As redes sociais representam um desafio para a proteção de dados pessoais, principalmente quando está em causa o mundo laboral, com as inerentes fragilidades do trabalhador (ou potencial trabalhador) e o fácil acesso do empregador.

 

Por Mariana Marques Leitão, advogada na BAS – Sociedade de Advogados

 

Esta vulnerabilidade é sentida, em particular, no momento do recrutamento, que representa uma fase de especial fragilidade para o candidato, dado que os responsáveis pelo recrutamento têm a possibilidade de analisar os perfis pessoais e profissionais dos candidatos e assim ter acesso a aspectos da sua vida privada e intima, o que, por sua vez, irá gerar problemas do ponto de vista da protecção de dados, nomeadamente no que concerne às regras do Regulamento Geral de Proteção de Dados (RGPD).

Em termos gerais, ao abrigo do artigo 17.º do Código do Trabalho, o empregador “não pode exigir a candidato a emprego ou a trabalhador que preste informações relativas: a) à sua vida privada (…)”. Este direito à privacidade decorre igualmente do artigo 26.º da Lei Fundamental. Por vida privada entende-se toda a questão relacionada “com a vida familiar, afectiva e sexual, com o estado de saúde e com as convicções políticas e religiosas” (Diogo Vaz Marecos, Código Do Trabalho Anotado, Coimbra Editora, 2010).

Está, assim, vedado à partida ao empregador, o acesso ao conteúdo das redes sociais privadas do candidato, bem como toda a solicitação a terceiros para aceder a tal informação. O empregador só pode proceder ao tratamento de dados pessoais do candidato decorrentes das redes sociais do mesmo, na medida em que estejam cumpridos os requisitos quanto à licitude do tratamento, previstos no artigo 6.º do RGPD, sendo que, se com base na informação recolhida numa rede social aberta, o candidato for excluído devido a motivos políticos, à sua religião, orientação sexual ou qualquer outro factor discriminatório é aplicável o regime geral da proibição da discriminação.

Ponto assente é que estes dados pessoais, eventualmente recolhidos durante um processo de recrutamento, deverão ser apagados assim que fique definido que não irá ser feita nenhuma proposta ao candidato ou quando a mesma não for aceite (mas esta regra sofre alterações quando estão em causa candidaturas espontâneas).
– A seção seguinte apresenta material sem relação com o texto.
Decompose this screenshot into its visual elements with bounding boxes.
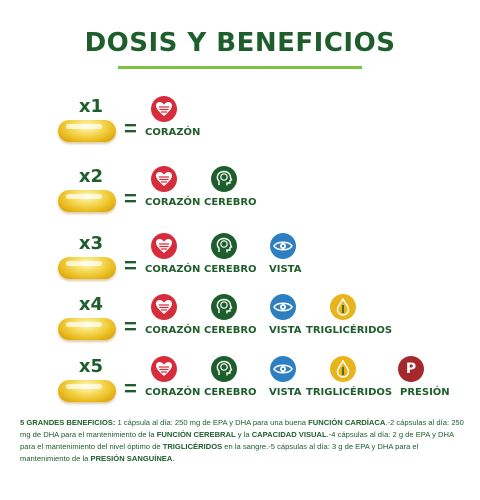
benefits-description: 5 GRANDES BENEFICIOS: 1 cápsula al día: …	[20, 417, 464, 465]
heart-icon	[151, 356, 177, 382]
footer-text: .-4 cápsulas al día: 2 g de EPA y DHA pa…	[20, 430, 454, 451]
benefit-label: VISTA	[269, 387, 302, 398]
benefit-label: TRIGLICÉRIDOS	[306, 387, 393, 398]
capsule-icon	[58, 190, 116, 212]
capsule-icon	[58, 120, 116, 142]
head-brain-icon	[211, 356, 237, 382]
eye-icon	[270, 294, 296, 320]
capsule-icon	[58, 380, 116, 402]
benefit-label: CORAZÓN	[145, 264, 201, 275]
eye-icon	[270, 356, 296, 382]
footer-heading: 5 GRANDES BENEFICIOS:	[20, 418, 116, 427]
dose-row-1: x1 = CORAZÓN	[0, 96, 480, 156]
benefit-label: CORAZÓN	[145, 325, 201, 336]
footer-text: y la	[235, 430, 252, 439]
footer-highlight: PRESIÓN SANGUÍNEA	[90, 454, 173, 463]
footer-text: .-2 cápsulas al día: 250 mg de DHA para …	[20, 418, 464, 439]
drop-icon	[330, 356, 356, 382]
equals-sign: =	[124, 186, 137, 211]
benefit-label: CEREBRO	[204, 197, 257, 208]
benefit-label: CEREBRO	[204, 387, 257, 398]
benefit-label: CORAZÓN	[145, 197, 201, 208]
drop-icon	[330, 294, 356, 320]
presion-letter: P	[405, 361, 417, 377]
footer-text: en la sangre.-5 cápsulas al día: 3 g de …	[20, 442, 419, 463]
dose-row-4: x4 = CORAZÓN CEREBRO VISTA TRIGLICÉRIDOS	[0, 294, 480, 354]
dose-row-5: x5 = CORAZÓN CEREBRO VISTA TRIGLICÉRIDOS…	[0, 356, 480, 416]
equals-sign: =	[124, 376, 137, 401]
benefit-label: CORAZÓN	[145, 127, 201, 138]
dose-multiplier: x3	[78, 233, 104, 254]
footer-highlight: TRIGLICÉRIDOS	[162, 442, 223, 451]
letter-p-icon: P	[398, 356, 424, 382]
dose-multiplier: x2	[78, 166, 104, 187]
equals-sign: =	[124, 253, 137, 278]
benefit-label: CEREBRO	[204, 264, 257, 275]
heart-icon	[151, 294, 177, 320]
dose-multiplier: x1	[78, 96, 104, 117]
benefit-label: VISTA	[269, 325, 302, 336]
benefit-label: VISTA	[269, 264, 302, 275]
heart-icon	[151, 233, 177, 259]
footer-highlight: CAPACIDAD VISUAL	[251, 430, 327, 439]
heart-icon	[151, 96, 177, 122]
footer-text: .	[172, 454, 175, 463]
benefit-label: TRIGLICÉRIDOS	[306, 325, 393, 336]
dose-multiplier: x5	[78, 356, 104, 377]
dose-row-3: x3 = CORAZÓN CEREBRO VISTA	[0, 233, 480, 293]
capsule-icon	[58, 318, 116, 340]
benefit-label: CEREBRO	[204, 325, 257, 336]
footer-highlight: FUNCIÓN CEREBRAL	[156, 430, 236, 439]
footer-highlight: FUNCIÓN CARDÍACA	[308, 418, 386, 427]
capsule-icon	[58, 257, 116, 279]
page-title: DOSIS Y BENEFICIOS	[84, 28, 396, 58]
heart-icon	[151, 166, 177, 192]
benefit-label: PRESIÓN	[400, 387, 450, 398]
dose-row-2: x2 = CORAZÓN CEREBRO	[0, 166, 480, 226]
footer-text: 1 cápsula al día: 250 mg de EPA y DHA pa…	[115, 418, 309, 427]
eye-icon	[270, 233, 296, 259]
equals-sign: =	[124, 116, 137, 141]
head-brain-icon	[211, 166, 237, 192]
benefit-label: CORAZÓN	[145, 387, 201, 398]
dose-multiplier: x4	[78, 294, 104, 315]
title-underline	[118, 66, 362, 69]
head-brain-icon	[211, 233, 237, 259]
head-brain-icon	[211, 294, 237, 320]
equals-sign: =	[124, 314, 137, 339]
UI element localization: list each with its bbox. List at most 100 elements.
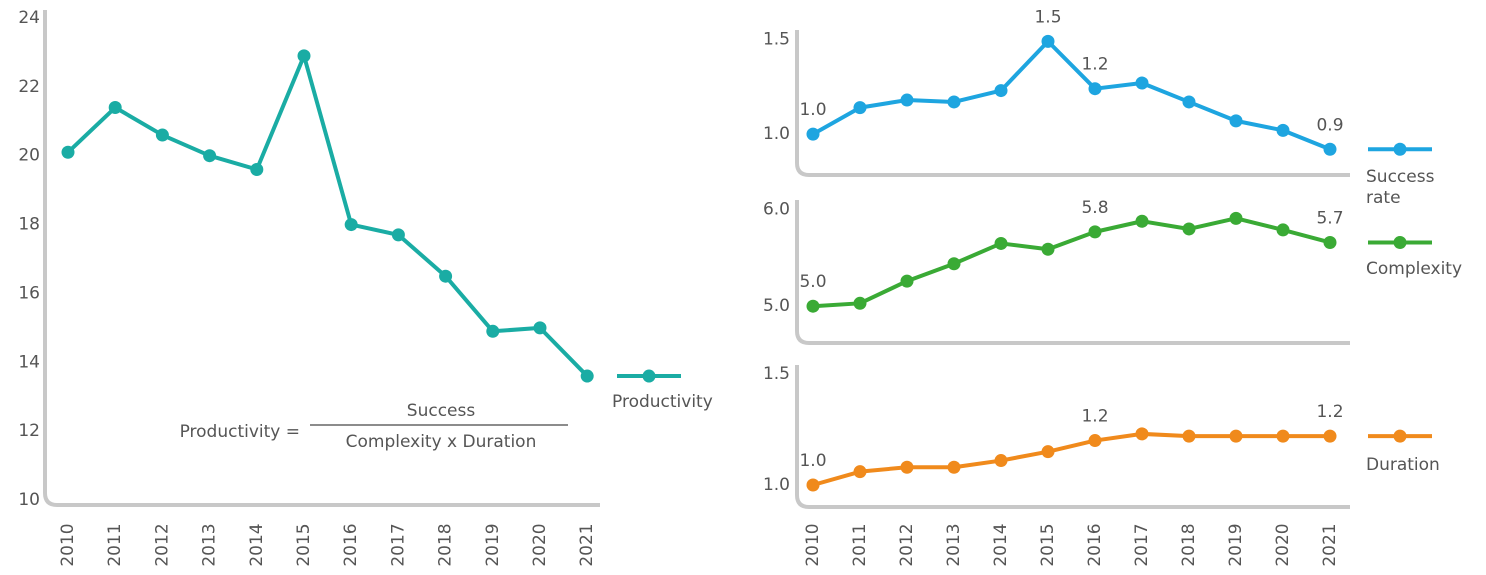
point	[806, 478, 820, 492]
point	[1323, 235, 1337, 249]
data-label: 0.9	[1316, 115, 1343, 135]
x-tick-label: 2012	[152, 523, 172, 566]
point	[1229, 211, 1243, 225]
point	[344, 218, 358, 232]
point	[1182, 429, 1196, 443]
legend-label: Productivity	[612, 392, 713, 413]
x-tick-label: 2019	[1226, 523, 1246, 566]
formula-denominator: Complexity x Duration	[346, 432, 537, 452]
x-tick-label: 2020	[1273, 523, 1293, 566]
point	[947, 460, 961, 474]
point	[108, 101, 122, 115]
line	[812, 431, 1330, 487]
point	[1276, 429, 1290, 443]
x-tick-label: 2011	[850, 523, 870, 566]
x-tick-label: 2015	[294, 523, 314, 566]
legend-dot	[1393, 142, 1407, 156]
point	[1041, 242, 1055, 256]
y-tick-label: 1.0	[763, 475, 790, 495]
data-label: 1.2	[1081, 55, 1108, 75]
x-tick-label: 2016	[341, 523, 361, 566]
point	[994, 84, 1008, 98]
formula-left: Productivity =	[180, 422, 300, 442]
data-label: 1.0	[799, 451, 826, 471]
point	[1088, 225, 1102, 239]
point	[533, 321, 547, 335]
y-tick-label: 24	[18, 8, 40, 28]
y-tick-label: 1.5	[763, 364, 790, 384]
point	[155, 128, 169, 142]
point	[853, 465, 867, 479]
y-tick-label: 16	[18, 283, 40, 303]
point	[1182, 95, 1196, 109]
y-tick-label: 1.5	[763, 29, 790, 49]
point	[1229, 114, 1243, 128]
x-tick-label: 2017	[1132, 523, 1152, 566]
point	[1041, 34, 1055, 48]
data-label: 1.0	[799, 100, 826, 120]
point	[439, 269, 453, 283]
data-label: 5.8	[1081, 198, 1108, 218]
formula-numerator: Success	[407, 401, 476, 421]
point	[1088, 434, 1102, 448]
point	[203, 149, 217, 163]
point	[1229, 429, 1243, 443]
x-tick-label: 2014	[247, 523, 267, 566]
x-tick-label: 2010	[803, 523, 823, 566]
x-tick-label: 2015	[1038, 523, 1058, 566]
point	[1182, 222, 1196, 236]
point	[486, 324, 500, 338]
point	[1088, 82, 1102, 96]
x-tick-label: 2011	[105, 523, 125, 566]
x-tick-label: 2013	[944, 523, 964, 566]
data-label: 5.7	[1316, 208, 1343, 228]
y-tick-label: 12	[18, 421, 40, 441]
point	[994, 454, 1008, 468]
line	[66, 53, 589, 378]
legend-label: Duration	[1366, 455, 1440, 476]
legend-dot	[642, 369, 656, 383]
data-label: 5.0	[799, 272, 826, 292]
point	[947, 95, 961, 109]
x-tick-label: 2016	[1085, 523, 1105, 566]
data-label: 1.2	[1316, 402, 1343, 422]
point	[806, 299, 820, 313]
point	[1276, 123, 1290, 137]
axis	[795, 365, 1350, 509]
point	[806, 127, 820, 141]
legend-label: Complexity	[1366, 259, 1463, 280]
data-label: 1.2	[1081, 407, 1108, 427]
data-label: 1.5	[1034, 7, 1061, 27]
y-tick-label: 18	[18, 215, 40, 235]
x-tick-label: 2017	[388, 523, 408, 566]
legend-dot	[1393, 429, 1407, 443]
axis	[795, 200, 1350, 345]
point	[250, 162, 264, 176]
x-tick-label: 2018	[1179, 523, 1199, 566]
y-tick-label: 6.0	[763, 200, 790, 220]
legend-dot	[1393, 235, 1407, 249]
x-tick-label: 2020	[530, 523, 550, 566]
x-tick-label: 2021	[1320, 523, 1340, 566]
point	[297, 49, 311, 63]
point	[947, 257, 961, 271]
axis	[43, 10, 600, 507]
y-tick-label: 1.0	[763, 124, 790, 144]
x-tick-label: 2010	[58, 523, 78, 566]
y-tick-label: 22	[18, 77, 40, 97]
line	[812, 39, 1331, 152]
legend-label: Success rate	[1366, 167, 1435, 209]
y-tick-label: 5.0	[763, 296, 790, 316]
line	[812, 216, 1331, 309]
point	[1135, 214, 1149, 228]
point	[1323, 142, 1337, 156]
x-tick-label: 2014	[991, 523, 1011, 566]
axis	[795, 30, 1350, 177]
point	[1135, 76, 1149, 90]
point	[391, 228, 405, 242]
x-tick-label: 2019	[483, 523, 503, 566]
point	[1323, 429, 1337, 443]
point	[61, 145, 75, 159]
O desafio das redes sociais, para além de constituir uma assinalada fragilidade para o candidato, também representa uma forma de este, através de plataformas tais como o LinkedIn, exagerar alguns aspectos, de forma a encontrar o emprego pretendido.

A informação que se apresenta nas redes sociais do candidato poderá ser descontextualizada, falsa ou até colocada por terceiros, sem consentimento, sendo que tal poderá desfavorecer ou pelo contrário favorece-lo no processo.

Caso se venha a provar que o candidato, através das suas redes sociais, teve intenção de enganar/ prejudicar o empregador, pode o contrato de trabalho celebrado, no limite, ser anulável, com base no artigo 254.º do Código Civil.

O artigo 88.º do RGPD indica que “Os Estados-Membros podem estabelecer, no seu ordenamento jurídico (…), normas mais específicas para garantir a defesa dos direitos e liberdades no que respeita ao tratamento de dados pessoais dos trabalhadores no contexto laboral, nomeadamente para efeitos de recrutamento (…)”, pelo que a aguardada nova legislação nacional poderá trazer novidades quanto a este tema.